A mesma ideia foi corroborada por Domingos Abrantes, conselheiro de Estado, que lhes chama “as vítimas do sistema” e traça um paralelo com os tempos que abriram a porta ao fascismo nas décadas de 1920 e 1930, dirigindo-se, agora como então, a uma “massa de milhões de pessoas à espera de um salvador”.
“O problema destas forças fascistas e fascizantes é que exploram essa massa de milhões de pessoas que estão à espera de um salvador, à espera de um milagre” argumenta.
Para combater o extremismo, Domingos Abrantes defende que é preciso “dar vida às pessoas” e tratar de problemas como o desemprego, a pobreza e a precariedade.
“Se não se der resposta a isso, não há nada que impeça a extrema-direita de crescer porque é aí que eles se alimentam”, concluiu o histórico dirigente do PCP, várias vezes preso pela PIDE, a polícia política do regime de Salazar.
Populismo e normalização da extrema-direita vistos por três antifascistas
O populismo é “um termo que, como não diz nada, serve para esconder tudo”, alerta o histórico dirigente comunista Domingos Abrantes, ao abordar a normalização da extrema-direita nas sociedades atuais.
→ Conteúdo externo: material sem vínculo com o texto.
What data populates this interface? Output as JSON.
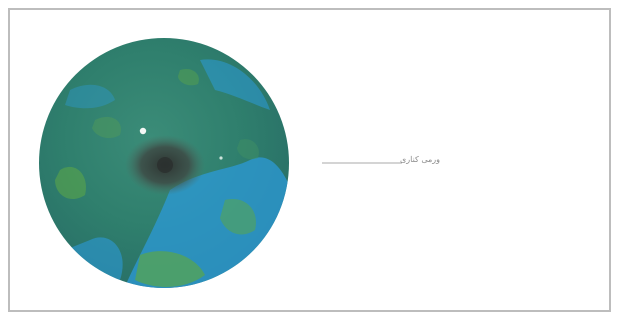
{
  "diagram": {
    "label": "ورمی کناری"
  },
  "colors": {
    "border": "#bdbdbd",
    "leader_line": "#a8a8a8",
    "sphere_base": "#2f7f6d",
    "sphere_water": "#2c9ad8",
    "sphere_land": "#5aa54a",
    "center_spot": "#3a4440"
  },
  "icons": {
    "object": "sphere-icon",
    "leader": "leader-line"
  }
}
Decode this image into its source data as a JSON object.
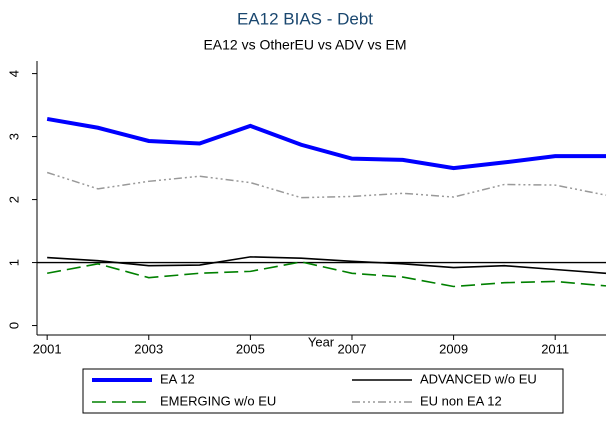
{
  "chart_data": {
    "type": "line",
    "title": "EA12 BIAS - Debt",
    "subtitle": "EA12 vs OtherEU vs ADV vs EM",
    "x_label": "Year",
    "x": [
      2001,
      2002,
      2003,
      2004,
      2005,
      2006,
      2007,
      2008,
      2009,
      2010,
      2011,
      2012
    ],
    "series": [
      {
        "name": "EA 12",
        "color": "#0000ff",
        "values": [
          3.28,
          3.14,
          2.93,
          2.89,
          3.17,
          2.87,
          2.65,
          2.63,
          2.5,
          2.59,
          2.69,
          2.69
        ]
      },
      {
        "name": "ADVANCED w/o EU",
        "color": "#000000",
        "values": [
          1.08,
          1.03,
          0.95,
          0.96,
          1.09,
          1.07,
          1.02,
          0.98,
          0.92,
          0.95,
          0.89,
          0.83
        ]
      },
      {
        "name": "EMERGING w/o EU",
        "color": "#008000",
        "values": [
          0.83,
          0.98,
          0.76,
          0.83,
          0.86,
          1.01,
          0.83,
          0.77,
          0.62,
          0.68,
          0.7,
          0.63
        ]
      },
      {
        "name": "EU non EA 12",
        "color": "#999999",
        "values": [
          2.43,
          2.17,
          2.29,
          2.37,
          2.27,
          2.03,
          2.05,
          2.1,
          2.04,
          2.24,
          2.23,
          2.07
        ]
      }
    ],
    "reference_line": 1,
    "xlim": [
      2000.8,
      2012
    ],
    "xticks": [
      2001,
      2003,
      2005,
      2007,
      2009,
      2011
    ],
    "ylim": [
      -0.15,
      4.2
    ],
    "yticks": [
      0,
      1,
      2,
      3,
      4
    ],
    "grid": false
  }
}
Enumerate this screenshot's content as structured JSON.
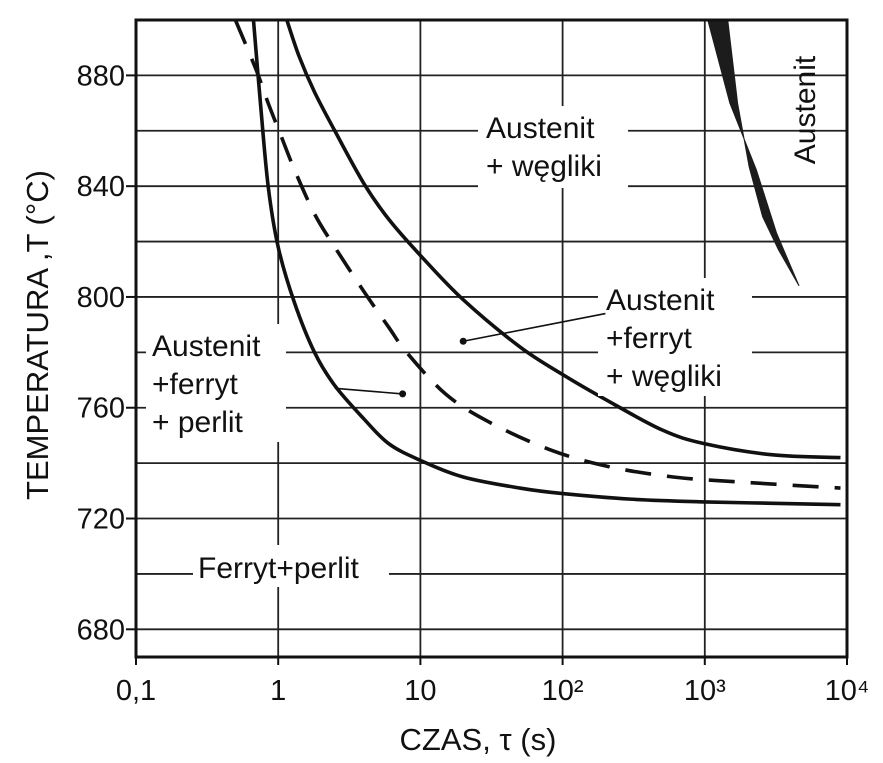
{
  "chart_data": {
    "type": "line",
    "x_scale": "log",
    "xlim": [
      0.1,
      10000
    ],
    "ylim": [
      670,
      900
    ],
    "x_ticks": [
      0.1,
      1,
      10,
      100,
      1000,
      10000
    ],
    "x_tick_labels": [
      "0,1",
      "1",
      "10",
      "10²",
      "10³",
      "10⁴"
    ],
    "y_ticks": [
      680,
      720,
      760,
      800,
      840,
      880
    ],
    "y_tick_labels": [
      "680",
      "720",
      "760",
      "800",
      "840",
      "880"
    ],
    "y_minor_gridlines": [
      700,
      740,
      780,
      820,
      860
    ],
    "grid": true,
    "xlabel": "CZAS, τ (s)",
    "ylabel": "TEMPERATURA ,T (°C)",
    "series": [
      {
        "style": "solid",
        "x": [
          0.67,
          0.75,
          0.85,
          1.0,
          1.3,
          1.8,
          2.5,
          4,
          6,
          10,
          20,
          50,
          100,
          300,
          1000,
          3000,
          9000
        ],
        "y": [
          900,
          870,
          840,
          818,
          798,
          780,
          768,
          756,
          747,
          741,
          735,
          731,
          729,
          727,
          726,
          725.5,
          725
        ]
      },
      {
        "style": "dashed",
        "x": [
          0.5,
          0.7,
          0.85,
          1.05,
          1.3,
          1.8,
          2.5,
          4,
          6,
          8,
          15,
          30,
          80,
          200,
          600,
          2000,
          9000
        ],
        "y": [
          900,
          882,
          870,
          858,
          846,
          830,
          818,
          802,
          789,
          780,
          765,
          755,
          745,
          739,
          735,
          733,
          731
        ]
      },
      {
        "style": "solid",
        "x": [
          1.15,
          1.4,
          1.8,
          2.5,
          4,
          6,
          10,
          20,
          50,
          100,
          200,
          500,
          1000,
          3000,
          9000
        ],
        "y": [
          900,
          887,
          874,
          860,
          841,
          828,
          815,
          799,
          782,
          772,
          763,
          752,
          747,
          743,
          742
        ]
      }
    ],
    "austenite_band": {
      "upper": {
        "x": [
          1050,
          1500,
          2300,
          3200,
          4600
        ],
        "y": [
          900,
          870,
          846,
          823,
          804
        ]
      },
      "lower": {
        "x": [
          1450,
          1700,
          2050,
          2550,
          3300,
          4600
        ],
        "y": [
          900,
          870,
          847,
          829,
          817,
          804
        ]
      }
    },
    "region_labels": {
      "austenit_top": "Austenit",
      "austenit_weglik_1": "Austenit",
      "austenit_weglik_2": "+ węgliki",
      "austenit_ferryt_weglik_1": "Austenit",
      "austenit_ferryt_weglik_2": "+ferryt",
      "austenit_ferryt_weglik_3": "+ węgliki",
      "austenit_ferryt_perlit_1": "Austenit",
      "austenit_ferryt_perlit_2": "+ferryt",
      "austenit_ferryt_perlit_3": "+ perlit",
      "ferryt_perlit": "Ferryt+perlit"
    },
    "leaders": [
      {
        "from": [
          20,
          784
        ],
        "to": [
          200,
          794
        ]
      },
      {
        "from": [
          7.5,
          765
        ],
        "to": [
          2.5,
          767
        ]
      }
    ]
  }
}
O conselheiro de Estado e um dos mais velhos ex-presos políticos da PIDE afirma, em declarações à Lusa, que a extrema-direita tem vindo a ganhar força por ser normalizada muitas das vezes enquanto movimento populista.
“Marcelo Caetano era um populista, antigamente dizíamos que era uma pessoa popularucha”, lembra o histórico antifacista, acrescentado: se antes “o populismo era a demagogia”, hoje “começou a esconder coisas diferentes”, designadamente o perigo do regresso das forças de índole fascista.
E o fascismo “é uma solução a que os grandes capitalistas recorrem sempre quando, nas condições de crise, não conseguem os níveis de exploração”, adverte.
Foi o que se presenciou no pós-guerra do século XX, com o colapso do capitalismo e o descontentamento das massas, instrumentalizada pelos totalitarismos para chegar ao poder. “Os fascistas quando vieram, prometeram ‘arrumar a casa’, vinham por a ordem e dar trabalho”, comenta o militante comunista.
Fernando Rosas, historiador e professor universitário, apesar de ressalvar que a História não é cíclica, considera que se assiste atualmente a “paralelismos inquietantes” com os movimentos europeus dos anos de 1920 e 1930, que se desenvolveram numa onda generalizada de medo, revolta e ansiedade em relação ao futuro.
Contudo, sublinha que a nova extrema-direita distingue-se dos antigos fascismos: “Esta nova extrema-direita engravatou-se. Pretende jogar o jogo do sistema.”
“Não há milícias ou camisas negras armadas a fazer terrorismo contra os partidos. [Agora, a extrema-direita] tem uma atitude de culto da violência e trabalha sobre a mentira. Os dirigentes valem não pela sua competência, mas por serem atrabiliários, por se estarem nas tintas e assumirem claramente a mentira”, sustenta.
Já a ex-comunista Zita Seabra, que passou pelo PSD e que foi mandatária da Iniciativa Liberal nas legislativas de 2019, recusa situar o populismo na extrema-direita.
“O populismo não é de esquerda nem de direita, é populista”, argumenta Zita Seabra, considerando que Ana Gomes, a ex-eurodeputada socialista que ficou em segundo lugar nas últimas presidenciais, é tão populista como o líder do Chega, André Ventura.
Rejeitando comparações entre o novo populismo e o fascismo do século passado, Zita Seabra salienta que “as pessoas que votaram no André Ventura são deserdados da sorte, não vale a pena chamar-lhes fascistas”.
“Quando chegamos a este ponto, deixa de existir direita ou esquerda. O que há são ditadores e vítimas”, acentua.
Passados 46 anos sobre o 25 de Abril, que derrubou o Estado Novo, em 1974, Abrantes, Rosas e Zita Seabra não dão por garantida a democracia pela qual lutaram.
“Muitos [portugueses] já nasceram depois do 25 de abril, nem têm essa memória. Esse é o grande problema”, refere Domingos Abrantes.
Fernando Rosas concorda e acrescenta que estes extremismos “jogam com a desmemória, ou seja, em não convocar a memória nem a História”. O investigador alerta: “Quando não se compara, não se percebe”.
Zita Seabra prefere sublinhar que os mais desfavorecidos se sentem a retornar a uma pobreza pré-revolucionária.